5) Innovation is connections. Sousa said that being able to socially connect to share ideas is key to innovation. He gave the example of networking events and hackathons as a way to connect with new ideas. While social distancing continues, he mentioned virtual happy hours as a way to get together and spread ideas. 

6) Innovation is curious. Sousa said it’s important to be curious, not just about new topics that interest you, but also about other people’s ideas and way of thinking. 

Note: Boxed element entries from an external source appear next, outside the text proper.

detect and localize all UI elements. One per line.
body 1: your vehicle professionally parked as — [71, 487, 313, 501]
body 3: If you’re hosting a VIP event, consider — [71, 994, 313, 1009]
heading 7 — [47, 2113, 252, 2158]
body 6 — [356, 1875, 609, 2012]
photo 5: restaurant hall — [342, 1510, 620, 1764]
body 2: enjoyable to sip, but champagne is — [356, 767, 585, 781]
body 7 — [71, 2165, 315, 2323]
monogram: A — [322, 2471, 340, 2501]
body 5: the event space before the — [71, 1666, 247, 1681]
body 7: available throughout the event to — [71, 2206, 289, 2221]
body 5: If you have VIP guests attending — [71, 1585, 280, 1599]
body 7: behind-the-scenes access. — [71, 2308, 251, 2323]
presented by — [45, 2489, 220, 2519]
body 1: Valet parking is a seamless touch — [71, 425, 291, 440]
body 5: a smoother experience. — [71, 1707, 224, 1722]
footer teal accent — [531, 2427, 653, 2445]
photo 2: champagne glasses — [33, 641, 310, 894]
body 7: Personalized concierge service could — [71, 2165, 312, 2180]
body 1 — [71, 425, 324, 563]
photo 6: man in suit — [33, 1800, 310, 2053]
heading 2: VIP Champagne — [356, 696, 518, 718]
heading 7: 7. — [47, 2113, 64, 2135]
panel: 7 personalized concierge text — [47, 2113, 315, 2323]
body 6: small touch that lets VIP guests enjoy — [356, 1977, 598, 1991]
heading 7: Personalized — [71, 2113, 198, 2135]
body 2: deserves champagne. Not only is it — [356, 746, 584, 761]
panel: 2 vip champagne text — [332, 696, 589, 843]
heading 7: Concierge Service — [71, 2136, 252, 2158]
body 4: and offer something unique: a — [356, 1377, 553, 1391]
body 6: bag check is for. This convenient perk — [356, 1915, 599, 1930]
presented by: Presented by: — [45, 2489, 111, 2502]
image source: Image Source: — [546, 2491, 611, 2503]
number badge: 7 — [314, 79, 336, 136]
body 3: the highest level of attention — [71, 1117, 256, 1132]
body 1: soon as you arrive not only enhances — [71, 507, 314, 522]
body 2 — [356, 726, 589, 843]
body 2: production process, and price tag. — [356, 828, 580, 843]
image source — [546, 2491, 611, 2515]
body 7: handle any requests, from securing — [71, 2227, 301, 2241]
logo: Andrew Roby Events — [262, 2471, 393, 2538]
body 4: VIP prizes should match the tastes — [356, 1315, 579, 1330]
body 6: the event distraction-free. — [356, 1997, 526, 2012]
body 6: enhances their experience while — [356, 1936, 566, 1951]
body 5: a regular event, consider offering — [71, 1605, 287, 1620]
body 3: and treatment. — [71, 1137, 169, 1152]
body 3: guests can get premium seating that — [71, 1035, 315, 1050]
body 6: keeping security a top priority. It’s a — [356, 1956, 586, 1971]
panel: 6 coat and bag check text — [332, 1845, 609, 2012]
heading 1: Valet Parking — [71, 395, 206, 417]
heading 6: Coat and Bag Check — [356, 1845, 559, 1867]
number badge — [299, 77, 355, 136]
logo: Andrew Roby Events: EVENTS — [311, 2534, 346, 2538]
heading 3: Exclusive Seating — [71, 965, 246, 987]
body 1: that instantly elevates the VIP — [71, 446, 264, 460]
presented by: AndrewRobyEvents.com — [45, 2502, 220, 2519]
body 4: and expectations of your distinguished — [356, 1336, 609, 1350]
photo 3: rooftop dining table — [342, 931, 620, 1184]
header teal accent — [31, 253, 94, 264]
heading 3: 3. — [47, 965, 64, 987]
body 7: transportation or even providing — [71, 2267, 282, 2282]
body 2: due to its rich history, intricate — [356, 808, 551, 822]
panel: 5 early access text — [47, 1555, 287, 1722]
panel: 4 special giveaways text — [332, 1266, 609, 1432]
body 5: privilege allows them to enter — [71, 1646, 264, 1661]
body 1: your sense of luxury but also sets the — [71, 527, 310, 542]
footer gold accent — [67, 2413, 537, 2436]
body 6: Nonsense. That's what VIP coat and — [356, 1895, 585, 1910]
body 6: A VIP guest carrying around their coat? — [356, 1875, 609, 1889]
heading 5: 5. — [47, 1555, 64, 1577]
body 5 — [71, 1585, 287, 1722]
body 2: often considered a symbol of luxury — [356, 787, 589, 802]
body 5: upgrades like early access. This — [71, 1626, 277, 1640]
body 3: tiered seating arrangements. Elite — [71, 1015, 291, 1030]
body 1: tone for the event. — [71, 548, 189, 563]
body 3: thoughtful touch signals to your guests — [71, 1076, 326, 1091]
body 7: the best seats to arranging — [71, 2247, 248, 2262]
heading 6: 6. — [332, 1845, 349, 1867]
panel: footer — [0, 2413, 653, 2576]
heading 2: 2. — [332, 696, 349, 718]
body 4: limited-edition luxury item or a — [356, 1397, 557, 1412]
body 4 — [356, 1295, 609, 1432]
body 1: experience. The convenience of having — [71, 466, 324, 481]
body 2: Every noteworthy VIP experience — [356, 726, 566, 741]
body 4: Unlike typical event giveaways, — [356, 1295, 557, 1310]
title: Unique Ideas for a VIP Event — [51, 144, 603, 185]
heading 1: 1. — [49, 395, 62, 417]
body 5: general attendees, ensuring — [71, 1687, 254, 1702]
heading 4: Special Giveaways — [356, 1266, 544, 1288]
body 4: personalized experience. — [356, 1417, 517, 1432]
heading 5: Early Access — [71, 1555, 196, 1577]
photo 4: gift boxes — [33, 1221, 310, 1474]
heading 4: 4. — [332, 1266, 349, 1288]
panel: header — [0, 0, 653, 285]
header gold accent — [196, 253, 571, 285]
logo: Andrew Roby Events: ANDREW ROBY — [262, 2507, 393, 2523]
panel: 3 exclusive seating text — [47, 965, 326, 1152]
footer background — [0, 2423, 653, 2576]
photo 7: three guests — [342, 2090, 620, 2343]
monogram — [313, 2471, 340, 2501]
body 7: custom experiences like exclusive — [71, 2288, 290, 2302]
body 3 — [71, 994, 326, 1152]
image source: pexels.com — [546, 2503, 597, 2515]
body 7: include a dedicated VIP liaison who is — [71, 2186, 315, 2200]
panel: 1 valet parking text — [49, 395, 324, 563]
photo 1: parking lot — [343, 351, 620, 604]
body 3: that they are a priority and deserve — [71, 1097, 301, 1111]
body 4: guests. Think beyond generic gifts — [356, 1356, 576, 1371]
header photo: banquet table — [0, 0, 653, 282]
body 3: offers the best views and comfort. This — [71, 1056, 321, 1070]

“It’s about being curious why someone feels strongly that you are wrong about something,” he said as an example. “So, if someone comes in with a strong disagreement. It isn’t about arguing back but saying help me understand more.”

7) Innovation is change. Innovation isn’t about changing systems in baby steps but rather rethinking the whole problem, he said. 

“You can chose to go after your technical challenge and make small improvements to existing processes and over time you will see incremental improvement,” he said. “Really if you want to drive transformative change it is about changing your thinking, it’s about moving away from how you’ve seen things in the past, not looking for ways to incrementally improve the process but redefining the whole thing.”

8) Innovation is believing. Sousa said that especially when starting a project having faith in the idea is key. 

“Four years ago, we were the best at [saying] ‘Why we can’t make things happen?’” he said. “Instead of saying ‘That can’t be done,’ really focusing on how can we make it happen. That small change in mindset was very transformative in our journey.” 

9) Innovation is people. He noted that empowering the individual to be the changemaker was key. 

“How do you get people to engage and make it their own? That’s an important part,” he said. 

10) Innovation is hard. Sousa said that during the innovation process the leaders of the initiative often feel isolated and lonely. 

“The important thing is to stay focused,” he said. “Win or fail, knowing at the end of the day you did your best and are moving things forward is its own reward, and more often than not you will succeed.”

11) Innovation is you. Sousa stresses the importance of individual thinking when pitching new ideas for the future.